Sensible Gesundheitsdaten übers Handy und irgendwo zentral gespeichert – ist das nicht riskant?

Ein Risiko von Datenklau und Hackerangriffen besteht im digitalen Raum immer, somit bleibt die Nutzung solcher Technologien immer auch eine persönliche Abwägung. Der Spitzenverband der gesetzlichen Krankenkassen (GKV) betont, die Datenverarbeitung in der E-Patientenakte erfolge «in einer auf höchstem Niveau sicherheitsgeprüften und vertrauenswürdigen technischen Umgebung». Auch die Apps seien «nach höchsten Standards sicherheitsgeprüft».
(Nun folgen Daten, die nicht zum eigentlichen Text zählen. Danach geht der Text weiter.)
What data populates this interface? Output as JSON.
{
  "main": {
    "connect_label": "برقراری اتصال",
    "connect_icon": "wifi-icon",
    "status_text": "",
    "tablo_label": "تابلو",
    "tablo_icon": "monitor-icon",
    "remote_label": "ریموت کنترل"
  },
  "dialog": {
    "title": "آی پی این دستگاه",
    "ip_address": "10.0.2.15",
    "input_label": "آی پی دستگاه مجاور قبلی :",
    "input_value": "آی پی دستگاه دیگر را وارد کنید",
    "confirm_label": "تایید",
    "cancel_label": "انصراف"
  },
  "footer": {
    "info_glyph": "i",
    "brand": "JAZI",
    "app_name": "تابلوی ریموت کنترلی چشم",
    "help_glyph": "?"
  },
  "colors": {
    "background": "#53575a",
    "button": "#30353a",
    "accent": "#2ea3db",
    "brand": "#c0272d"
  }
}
Die Bundesdatenschutzbeauftragte Louisa Specht-Riemenschneider kritisierte allerdings bei einer Diskussionsveranstaltung ihres Hauses kürzlich die Widerspruchslösung – also, dass alle automatisch eine E-Akte bekommen, sofern sie nicht widersprechen: Dies sei eine politische Entscheidung, aus datenschutzrechtlicher Sicht wäre man glücklicher mit einer Einwilligungslösung gewesen. «Dann hätten wir eine selbstbestimmte Entscheidung der Patienten gehabt und eine datenschutzrechtliche Legitimation, die in der breiten Bevölkerung auch akzeptiert worden wäre.»